Côté ressources, le rapport rappelle que « c'est par la hausse de 25 % de l'AAH à l'horizon 2012 [...] que le gouvernement a choisi d'apporter une réponse à la faiblesse des ressources des personnes handicapées », soit un effort de 1,4 milliard d'euros. Ainsi, fin 2009, l'allocation atteindra 682 € par mois (soit 54 € de plus que début 2008). Une mesure qui ne tient pas compte de la variété des situations des personnes handicapées (pensionnés d'invalidité, personnes de plus de 60 ans...), rappelle le CNCPH, qui regrette que sa proposition de créer un revenu minimum d'existence au moins égal au SMIC brut n'ait pas été retenue (6). Enfin, la réforme de l'AAH doit aussi permettre de mieux orienter vers l'emploi les personnes handicapées qui peuvent travailler. La loi de finances pour 2009 rend ainsi systématique l'évaluation de la qualité de travailleur handicapé à l'occasion d'une demande d'AAH et fait obligation aux maisons départementales des personnes handicapées d'accompagner automatiquement toute reconnaissance de cette qualité d'une orientation professionnelle. Des dispositions qui inquiètent le CNCPH car elles sont contraires au principe d'évaluation individualisée de la situation de la personne.

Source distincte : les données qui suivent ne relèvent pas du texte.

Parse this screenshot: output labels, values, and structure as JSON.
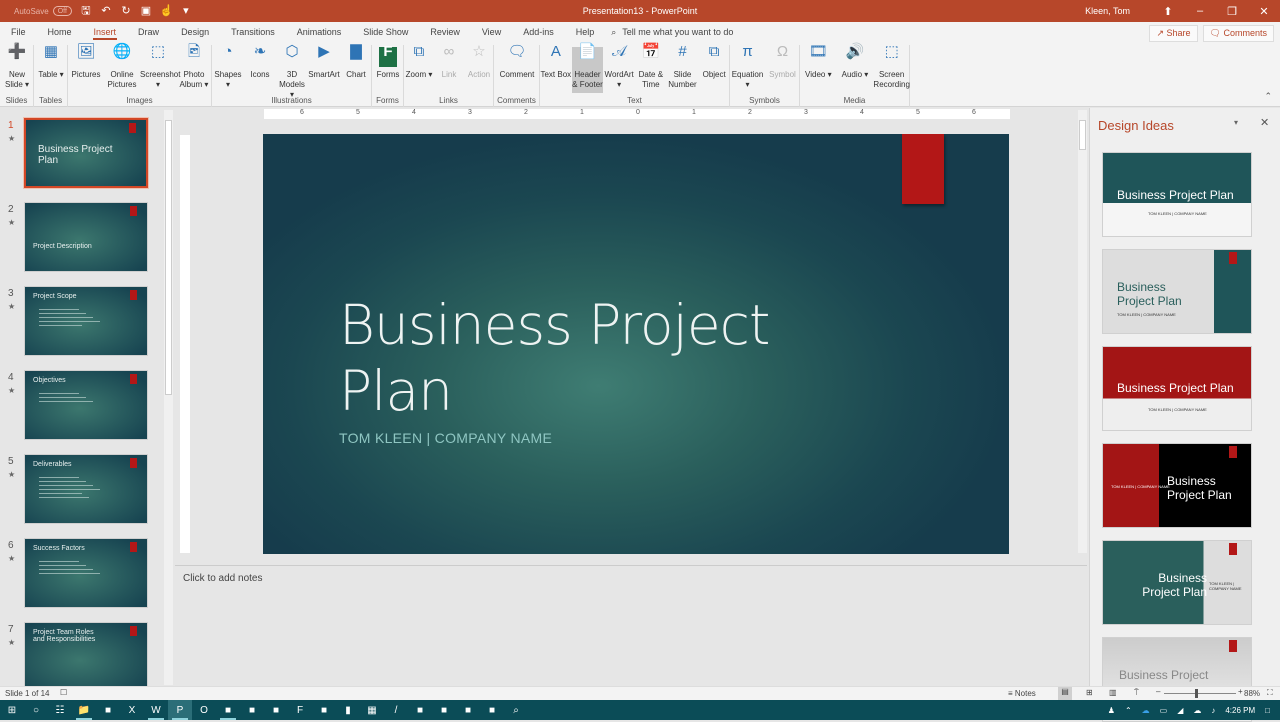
{
  "window": {
    "title": "Presentation13 - PowerPoint",
    "user": "Kleen, Tom",
    "autosave_label": "AutoSave",
    "autosave_state": "Off"
  },
  "tabs": [
    "File",
    "Home",
    "Insert",
    "Draw",
    "Design",
    "Transitions",
    "Animations",
    "Slide Show",
    "Review",
    "View",
    "Add-ins",
    "Help"
  ],
  "active_tab": "Insert",
  "tell_me": "Tell me what you want to do",
  "share_label": "Share",
  "comments_label": "Comments",
  "ribbon": {
    "groups": [
      {
        "label": "Slides",
        "buttons": [
          {
            "label": "New Slide",
            "sub": "▾",
            "icon": "new-slide-icon"
          }
        ]
      },
      {
        "label": "Tables",
        "buttons": [
          {
            "label": "Table",
            "sub": "▾",
            "icon": "table-icon"
          }
        ]
      },
      {
        "label": "Images",
        "buttons": [
          {
            "label": "Pictures",
            "icon": "pictures-icon"
          },
          {
            "label": "Online Pictures",
            "icon": "online-pictures-icon"
          },
          {
            "label": "Screenshot",
            "sub": "▾",
            "icon": "screenshot-icon"
          },
          {
            "label": "Photo Album",
            "sub": "▾",
            "icon": "photo-album-icon"
          }
        ]
      },
      {
        "label": "Illustrations",
        "buttons": [
          {
            "label": "Shapes",
            "sub": "▾",
            "icon": "shapes-icon"
          },
          {
            "label": "Icons",
            "icon": "icons-icon"
          },
          {
            "label": "3D Models",
            "sub": "▾",
            "icon": "3d-models-icon"
          },
          {
            "label": "SmartArt",
            "icon": "smartart-icon"
          },
          {
            "label": "Chart",
            "icon": "chart-icon"
          }
        ]
      },
      {
        "label": "Forms",
        "buttons": [
          {
            "label": "Forms",
            "icon": "forms-icon"
          }
        ]
      },
      {
        "label": "Links",
        "buttons": [
          {
            "label": "Zoom",
            "sub": "▾",
            "icon": "zoom-icon"
          },
          {
            "label": "Link",
            "disabled": true,
            "icon": "link-icon"
          },
          {
            "label": "Action",
            "disabled": true,
            "icon": "action-icon"
          }
        ]
      },
      {
        "label": "Comments",
        "buttons": [
          {
            "label": "Comment",
            "icon": "comment-icon"
          }
        ]
      },
      {
        "label": "Text",
        "buttons": [
          {
            "label": "Text Box",
            "icon": "text-box-icon"
          },
          {
            "label": "Header & Footer",
            "icon": "header-footer-icon",
            "hover": true
          },
          {
            "label": "WordArt",
            "sub": "▾",
            "icon": "wordart-icon"
          },
          {
            "label": "Date & Time",
            "icon": "date-time-icon"
          },
          {
            "label": "Slide Number",
            "icon": "slide-number-icon"
          },
          {
            "label": "Object",
            "icon": "object-icon"
          }
        ]
      },
      {
        "label": "Symbols",
        "buttons": [
          {
            "label": "Equation",
            "sub": "▾",
            "icon": "equation-icon"
          },
          {
            "label": "Symbol",
            "disabled": true,
            "icon": "symbol-icon"
          }
        ]
      },
      {
        "label": "Media",
        "buttons": [
          {
            "label": "Video",
            "sub": "▾",
            "icon": "video-icon"
          },
          {
            "label": "Audio",
            "sub": "▾",
            "icon": "audio-icon"
          },
          {
            "label": "Screen Recording",
            "icon": "screen-recording-icon"
          }
        ]
      }
    ]
  },
  "thumbnails": [
    {
      "num": "1",
      "title": "Business Project Plan",
      "selected": true
    },
    {
      "num": "2",
      "title": "Project Description"
    },
    {
      "num": "3",
      "title": "Project Scope"
    },
    {
      "num": "4",
      "title": "Objectives"
    },
    {
      "num": "5",
      "title": "Deliverables"
    },
    {
      "num": "6",
      "title": "Success Factors"
    },
    {
      "num": "7",
      "title": "Project Team Roles and Responsibilities"
    }
  ],
  "ruler_labels": [
    "6",
    "5",
    "4",
    "3",
    "2",
    "1",
    "0",
    "1",
    "2",
    "3",
    "4",
    "5",
    "6"
  ],
  "slide": {
    "title_line1": "Business Project",
    "title_line2": "Plan",
    "subtitle": "TOM KLEEN | COMPANY NAME"
  },
  "notes_placeholder": "Click to add notes",
  "design_ideas": {
    "header": "Design Ideas",
    "items": [
      {
        "style": "teal-banner",
        "title": "Business Project Plan",
        "sub": "TOM KLEEN | COMPANY NAME"
      },
      {
        "style": "gray-teal",
        "title": "Business Project Plan",
        "sub": "TOM KLEEN | COMPANY NAME"
      },
      {
        "style": "red-banner",
        "title": "Business Project Plan",
        "sub": "TOM KLEEN | COMPANY NAME"
      },
      {
        "style": "red-black",
        "title": "Business Project Plan",
        "sub": "TOM KLEEN | COMPANY NAME"
      },
      {
        "style": "teal-gray",
        "title": "Business Project Plan",
        "sub": "TOM KLEEN | COMPANY NAME"
      },
      {
        "style": "silver",
        "title": "Business Project"
      }
    ]
  },
  "status": {
    "slide_info": "Slide 1 of 14",
    "notes_label": "Notes",
    "zoom_percent": "88%",
    "zoom_value": 88
  },
  "taskbar": {
    "time": "4:26 PM",
    "apps": [
      "start",
      "cortana",
      "task-view",
      "file-explorer",
      "app",
      "excel",
      "word",
      "powerpoint",
      "opera",
      "app",
      "app",
      "app",
      "filezilla",
      "app",
      "terminal",
      "calculator",
      "pen",
      "app",
      "app",
      "app",
      "app",
      "search"
    ]
  },
  "colors": {
    "accent": "#b7472a",
    "slide_red": "#b31717",
    "slide_teal": "#2a5f5c",
    "taskbar": "#0b4c57"
  }
}
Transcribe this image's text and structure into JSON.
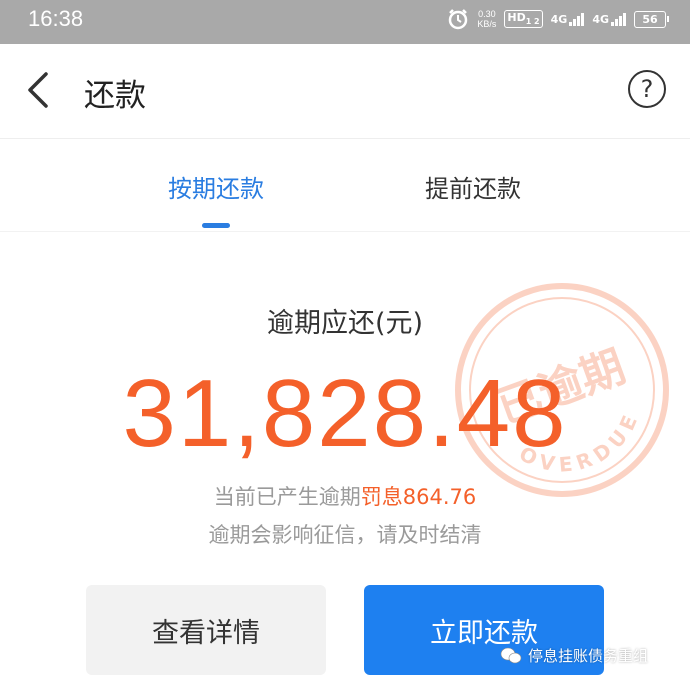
{
  "status_bar": {
    "time": "16:38",
    "net_speed_value": "0.30",
    "net_speed_unit": "KB/s",
    "hd_badge": "HD",
    "hd_sub": "1 2",
    "network_1": "4G",
    "network_2": "4G",
    "battery": "56"
  },
  "nav": {
    "title": "还款",
    "help_symbol": "?"
  },
  "tabs": [
    {
      "label": "按期还款",
      "active": true
    },
    {
      "label": "提前还款",
      "active": false
    }
  ],
  "summary": {
    "amount_label": "逾期应还(元)",
    "amount": "31,828.48",
    "penalty_prefix": "当前已产生逾期",
    "penalty_label": "罚息",
    "penalty_value": "864.76",
    "warning": "逾期会影响征信，请及时结清"
  },
  "stamp": {
    "text": "已逾期",
    "subtext": "OVERDUE"
  },
  "buttons": {
    "detail": "查看详情",
    "pay": "立即还款"
  },
  "watermark": {
    "text": "停息挂账债务重组",
    "icon": "wechat-icon"
  },
  "colors": {
    "accent_blue": "#1e80f0",
    "amount_orange": "#f4602a",
    "status_bar_gray": "#a9a9a9"
  }
}
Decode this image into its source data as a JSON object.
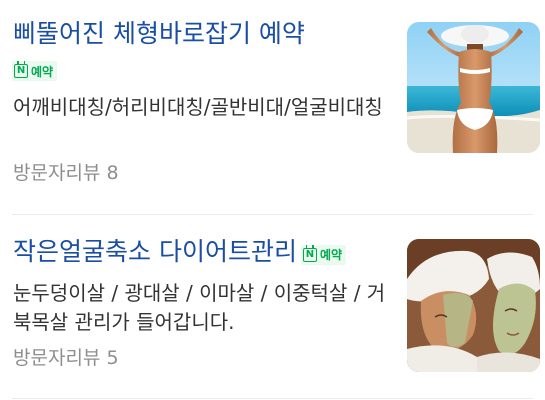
{
  "listings": [
    {
      "title": "삐뚤어진 체형바로잡기 예약",
      "badge": {
        "icon": "naver-booking-icon",
        "letter": "N",
        "label": "예약",
        "color": "#03a94e"
      },
      "description": "어깨비대칭/허리비대칭/골반비대/얼굴비대칭",
      "review_label": "방문자리뷰",
      "review_count": "8",
      "image": "woman-in-bikini-at-beach"
    },
    {
      "title": "작은얼굴축소 다이어트관리",
      "badge": {
        "icon": "naver-booking-icon",
        "letter": "N",
        "label": "예약",
        "color": "#03a94e"
      },
      "description": "눈두덩이살 / 광대살 / 이마살 / 이중턱살 / 거북목살 관리가 들어갑니다.",
      "review_label": "방문자리뷰",
      "review_count": "5",
      "image": "women-with-facial-masks"
    }
  ],
  "colors": {
    "title": "#1a4ea3",
    "description": "#333333",
    "meta": "#8e8e8e"
  }
}
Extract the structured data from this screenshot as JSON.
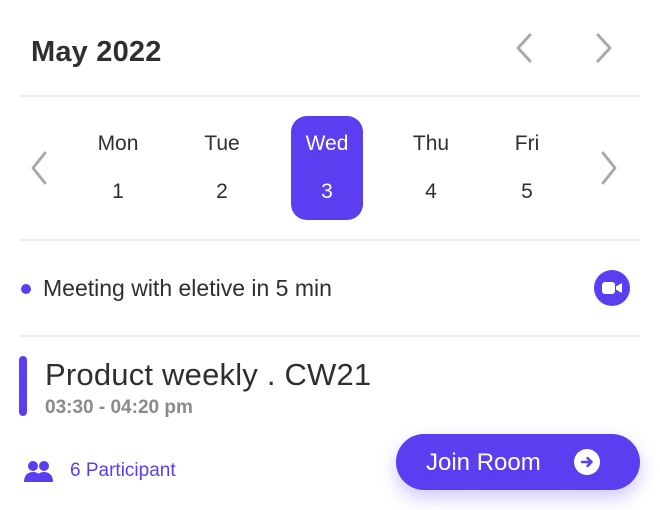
{
  "header": {
    "month_title": "May 2022",
    "prev_month_icon": "chevron-left-icon",
    "next_month_icon": "chevron-right-icon"
  },
  "week": {
    "prev_week_icon": "chevron-left-icon",
    "next_week_icon": "chevron-right-icon",
    "days": [
      {
        "name": "Mon",
        "number": "1",
        "selected": false
      },
      {
        "name": "Tue",
        "number": "2",
        "selected": false
      },
      {
        "name": "Wed",
        "number": "3",
        "selected": true
      },
      {
        "name": "Thu",
        "number": "4",
        "selected": false
      },
      {
        "name": "Fri",
        "number": "5",
        "selected": false
      }
    ]
  },
  "reminder": {
    "text": "Meeting with eletive in 5 min",
    "icon": "video-camera-icon"
  },
  "event": {
    "title": "Product weekly . CW21",
    "time": "03:30 - 04:20 pm",
    "participants_label": "6 Participant",
    "participants_icon": "users-icon",
    "join_label": "Join Room",
    "join_icon": "arrow-right-circle-icon"
  },
  "colors": {
    "accent": "#5b3ef0",
    "text": "#2f2f2f",
    "muted": "#8a8a8a",
    "divider": "#ececec",
    "chevron": "#a9a9a9"
  }
}
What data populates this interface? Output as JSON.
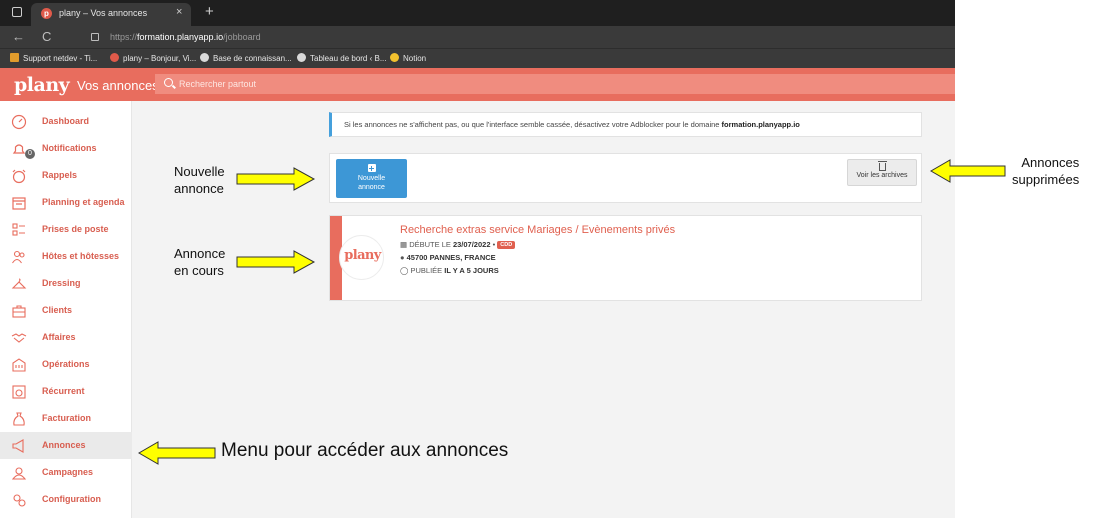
{
  "browser": {
    "tab_title": "plany – Vos annonces",
    "tab_favicon": "p",
    "close_glyph": "×",
    "new_tab_glyph": "+",
    "back_glyph": "←",
    "reload_glyph": "C",
    "url_prefix": "https://",
    "url_host": "formation.planyapp.io",
    "url_path": "/jobboard",
    "bookmarks": [
      "Support netdev - Ti...",
      "plany – Bonjour, Vi...",
      "Base de connaissan...",
      "Tableau de bord ‹ B...",
      "Notion"
    ]
  },
  "app": {
    "logo": "plany",
    "page_title": "Vos annonces",
    "search_placeholder": "Rechercher partout",
    "accent_color": "#e86d5e"
  },
  "sidebar": {
    "items": [
      {
        "label": "Dashboard",
        "icon": "gauge-icon"
      },
      {
        "label": "Notifications",
        "icon": "bell-icon",
        "badge": "0"
      },
      {
        "label": "Rappels",
        "icon": "alarm-clock-icon"
      },
      {
        "label": "Planning et agenda",
        "icon": "calendar-icon"
      },
      {
        "label": "Prises de poste",
        "icon": "checklist-icon"
      },
      {
        "label": "Hôtes et hôtesses",
        "icon": "people-icon"
      },
      {
        "label": "Dressing",
        "icon": "hanger-icon"
      },
      {
        "label": "Clients",
        "icon": "briefcase-icon"
      },
      {
        "label": "Affaires",
        "icon": "handshake-icon"
      },
      {
        "label": "Opérations",
        "icon": "building-icon"
      },
      {
        "label": "Récurrent",
        "icon": "recurring-calendar-icon"
      },
      {
        "label": "Facturation",
        "icon": "money-bag-icon"
      },
      {
        "label": "Annonces",
        "icon": "megaphone-icon",
        "active": true
      },
      {
        "label": "Campagnes",
        "icon": "campaign-icon"
      },
      {
        "label": "Configuration",
        "icon": "gears-icon"
      }
    ]
  },
  "main": {
    "notice_text": "Si les annonces ne s'affichent pas, ou que l'interface semble cassée, désactivez votre Adblocker pour le domaine ",
    "notice_domain": "formation.planyapp.io",
    "new_button": {
      "line1": "Nouvelle",
      "line2": "annonce"
    },
    "archive_button": "Voir les archives",
    "job": {
      "title": "Recherche extras service Mariages / Evènements privés",
      "start_label": "DÉBUTE LE ",
      "start_date": "23/07/2022",
      "separator": " • ",
      "contract": "CDD",
      "location": "45700 PANNES, FRANCE",
      "published_label": "PUBLIÉE ",
      "published_value": "IL Y A 5 JOURS",
      "logo": "plany"
    }
  },
  "annotations": {
    "new_ad": [
      "Nouvelle",
      "annonce"
    ],
    "current_ad": [
      "Annonce",
      "en cours"
    ],
    "deleted_ads": [
      "Annonces",
      "supprimées"
    ],
    "menu": "Menu pour accéder aux annonces",
    "arrow_color": "#ffff00"
  }
}
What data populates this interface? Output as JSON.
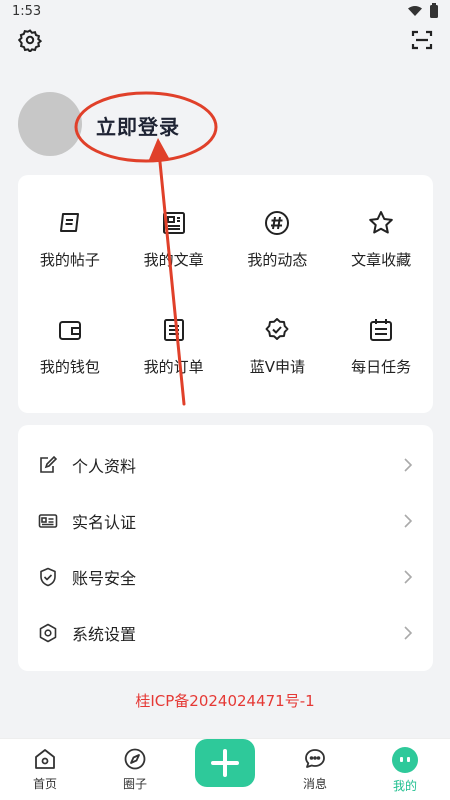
{
  "status_bar": {
    "time": "1:53"
  },
  "profile": {
    "login_label": "立即登录"
  },
  "grid": {
    "items": [
      {
        "label": "我的帖子",
        "icon": "post-icon"
      },
      {
        "label": "我的文章",
        "icon": "article-icon"
      },
      {
        "label": "我的动态",
        "icon": "hashtag-icon"
      },
      {
        "label": "文章收藏",
        "icon": "star-icon"
      },
      {
        "label": "我的钱包",
        "icon": "wallet-icon"
      },
      {
        "label": "我的订单",
        "icon": "order-icon"
      },
      {
        "label": "蓝V申请",
        "icon": "verified-badge-icon"
      },
      {
        "label": "每日任务",
        "icon": "calendar-icon"
      }
    ]
  },
  "menu": {
    "items": [
      {
        "label": "个人资料",
        "icon": "edit-icon"
      },
      {
        "label": "实名认证",
        "icon": "id-card-icon"
      },
      {
        "label": "账号安全",
        "icon": "shield-icon"
      },
      {
        "label": "系统设置",
        "icon": "settings-hex-icon"
      }
    ]
  },
  "icp": "桂ICP备2024024471号-1",
  "bottom_nav": {
    "items": [
      {
        "label": "首页",
        "icon": "home-icon"
      },
      {
        "label": "圈子",
        "icon": "compass-icon"
      },
      {
        "label": "",
        "icon": "plus-icon"
      },
      {
        "label": "消息",
        "icon": "chat-icon"
      },
      {
        "label": "我的",
        "icon": "me-icon"
      }
    ]
  },
  "colors": {
    "accent": "#2ec99a",
    "annotation": "#e0402a",
    "icp": "#e53935"
  }
}
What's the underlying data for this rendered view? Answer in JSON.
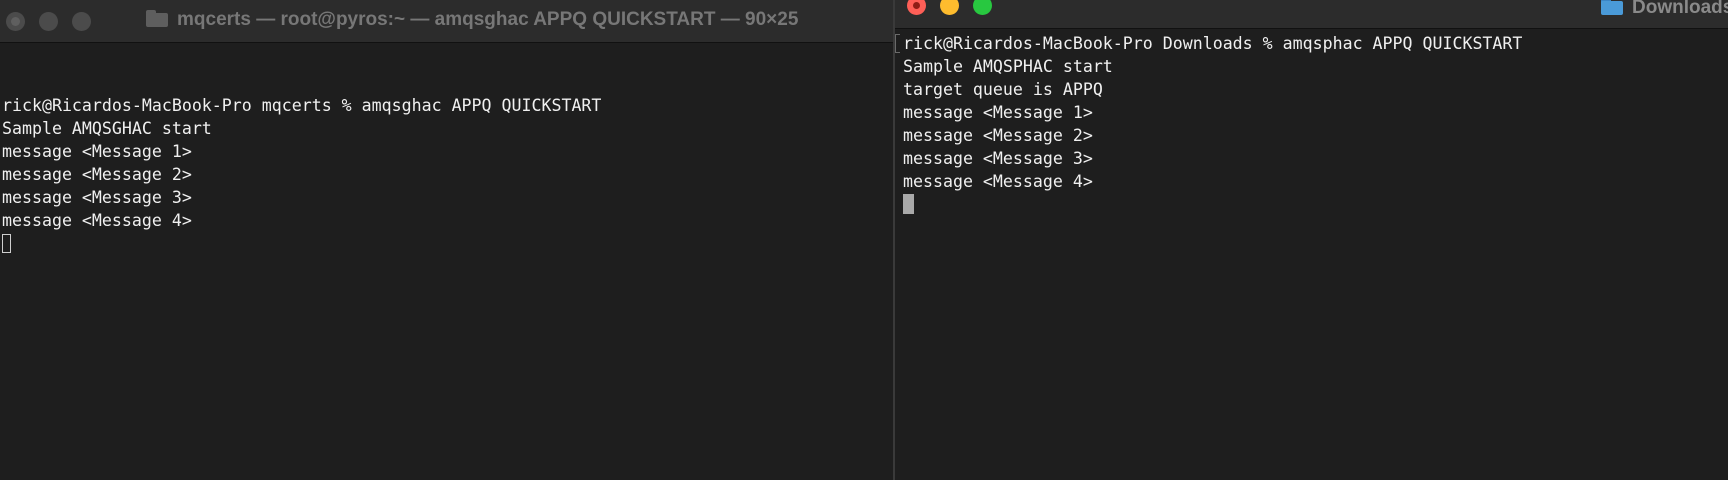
{
  "left_window": {
    "title": "mqcerts — root@pyros:~ — amqsghac APPQ QUICKSTART — 90×25",
    "lines": [
      "",
      "rick@Ricardos-MacBook-Pro mqcerts % amqsghac APPQ QUICKSTART",
      "Sample AMQSGHAC start",
      "message <Message 1>",
      "message <Message 2>",
      "message <Message 3>",
      "message <Message 4>"
    ]
  },
  "right_window": {
    "title": "Downloads",
    "lines": [
      "rick@Ricardos-MacBook-Pro Downloads % amqsphac APPQ QUICKSTART",
      "Sample AMQSPHAC start",
      "target queue is APPQ",
      "message <Message 1>",
      "message <Message 2>",
      "message <Message 3>",
      "message <Message 4>"
    ]
  },
  "icons": {
    "left_title_icon": "folder-icon",
    "right_title_icon": "folder-icon",
    "left_cursor": "cursor-hollow-block",
    "right_cursor": "cursor-solid-block"
  },
  "colors": {
    "terminal_background": "#1e1e1e",
    "terminal_text": "#f0f0f0",
    "close_button": "#fe5f57",
    "minimize_button": "#febc2e",
    "zoom_button": "#28c840",
    "inactive_button": "#4b4b4b"
  }
}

(1) Rapport disponible sur
(2) Tel que le décret relatif à l'accessibilité des locaux de travail.
(3) Une mesure annoncée dès le début de l'année 2008 par Valérie Létard - Voir ASH n° 2543 du 1-02-08, p. 15.
(4) Une situation récemment dénoncée par la Commission nationale consultative des droits de l'Homme et par la défenseure des enfants, qui jugent la scolarisation en milieu ordinaire ineffective pour beaucoup d'enfants handicapés en raison d'un accueil très partiel - Voir ASH n° 2581 du 14-11-08, p. 13 et n° 2595 du 6-02-09, p. 18.